There are two ways to fall; you either go face flat and get both your knees ruined or you do this break fall thing where you turn to your side and land on your knee, hip then shoulder. It spreads out the impact so your knees don’t have to bear the brunt of the fall. I didn’t expect myself to choose the better option, but I did. I cushioned the fall almost instinctively by turning and rolling over, landing on my side then rolling over on my back, sprawled out on the main road and facing the sky. I might have scraped the side of my knee, and my shoulder was screaming slightly, but I was alive.

I stood up and just continued running. I didn’t think about the pain so much, but just went on. The shoulder started to sting a little, and as the air brushed past my knee the wound would liven up. Eventually I slowed down a little in case of any injury (my knee did still hit the ground regardless), and made the rest of the distance home. I was exhausted.

I write this because upon reaching back I realised how lucky I was. As I rolled over I may have cushioned the blow, but what happened in the meantime was that my entire body went onto the road, and I was left staring at the sky, helpless. It occurs to me now with frightening clarity that there was really nothing stopping me from being hit by oncoming traffic had oncoming traffic been there to greet me from my tumble. All that happened, as I recall now, was me being sprawled out, and a silver van in the distance slowing down a little until I got up and running again. Life went on as usual after that five second incident. There just so happened that the road was empty, and it just so happened that I am alive right now.

I could argue for hours about how running on pavements is dangerous, that running is dangerous. That Singapore has narrow roads and reckless drivers. The possibilities are endless. But the fact is that I’ve always been running on pavements, and running, whether dangerous or not, is not something I’d be giving up anytime soon. All I can say is when it’s time to go, it’s time to go. A hefty probability to swallow, but probability nonetheless. Earlier last year, there was a woman who fell off her bicycle on the pavement and onto the road near my house. A heavy vehicle failed to notice her and crushed her under large wheels. What separates me from her is essentially timing. Any other time of the day could have seen this post never being typed and published.

So what is there to say? Of all our time on this earth maybe 99% of it is spent not thinking about its end. And that one percent happens mostly at times like these. That if things happened slightly different that you wouldn’t quite be the same anymore. Or that you wouldn’t even be alive.

Normally when I run I think of its pleasures, I think of the cool air that hits my face while meandering down damp MacRitchie paths and the thrill of the final bell, but on occasion running places me on a road sprawled out onto incoming traffic.
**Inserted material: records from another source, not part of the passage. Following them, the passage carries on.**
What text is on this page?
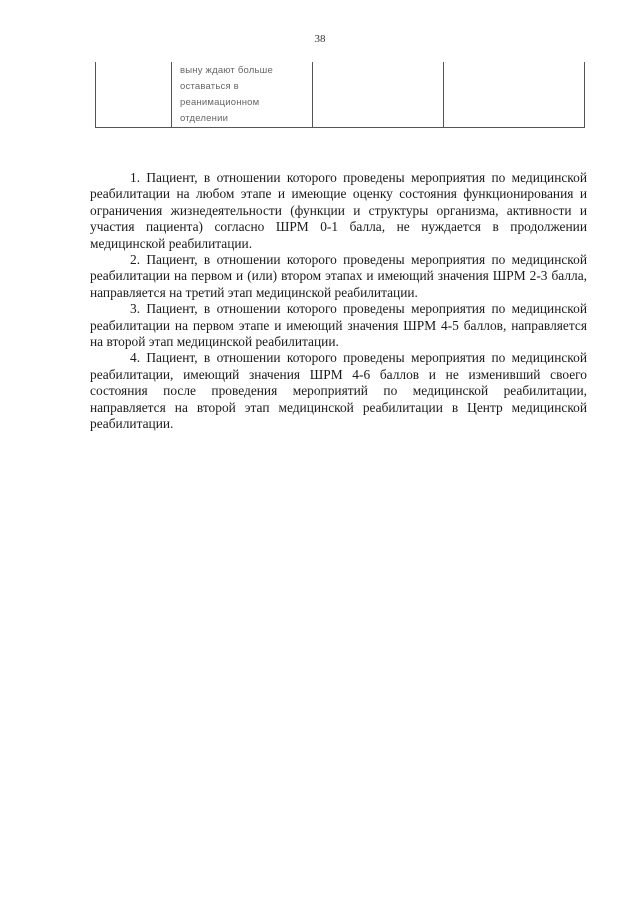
38

выну ждают больше
оставаться в
реанимационном
отделении

1. Пациент, в отношении которого проведены мероприятия по медицинской реабилитации на любом этапе и имеющие оценку состояния функционирования и ограничения жизнедеятельности (функции и структуры организма, активности и участия пациента) согласно ШРМ 0-1 балла, не нуждается в продолжении медицинской реабилитации.

2. Пациент, в отношении которого проведены мероприятия по медицинской реабилитации на первом и (или) втором этапах и имеющий значения ШРМ 2-3 балла, направляется на третий этап медицинской реабилитации.

3. Пациент, в отношении которого проведены мероприятия по медицинской реабилитации на первом этапе и имеющий значения ШРМ 4-5 баллов, направляется на второй этап медицинской реабилитации.

4. Пациент, в отношении которого проведены мероприятия по медицинской реабилитации, имеющий значения ШРМ 4-6 баллов и не изменивший своего состояния после проведения мероприятий по медицинской реабилитации, направляется на второй этап медицинской реабилитации в Центр медицинской реабилитации.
I am cast into the dark realm of could-have-beens but fortunately did-not-happens. I learn that the hand that gives can as easily take away everything, all at once. And that helps me treasure every opportunity I have out there, every last breath I take while I’m still alive.

And that’s the whole point: running reminds me of the things we take for granted, from the simple things like breathing and moving my feet, to the larger issues of life and death, along with the fragility of it all. And that maybe if we considered the things we took for granted and placed just some importance upon them, that we can begin to slowly unravel what the world wants to tell us. That it’s pretty amazing to be alive, let alone sustain this alive-ness in any good measure.

So when I look at myself now, three months from that day I fell down at Bukit Timah, I see someone who is just grateful to be out there. And no matter how painful or demanding or disappointing running may turn out to be, this underlying contentment should always stay. Because as good as personal bests and individual achievements are, they’re not what keeps me running. Being alive and well is what keeps me running. The latter is what I should always strive for.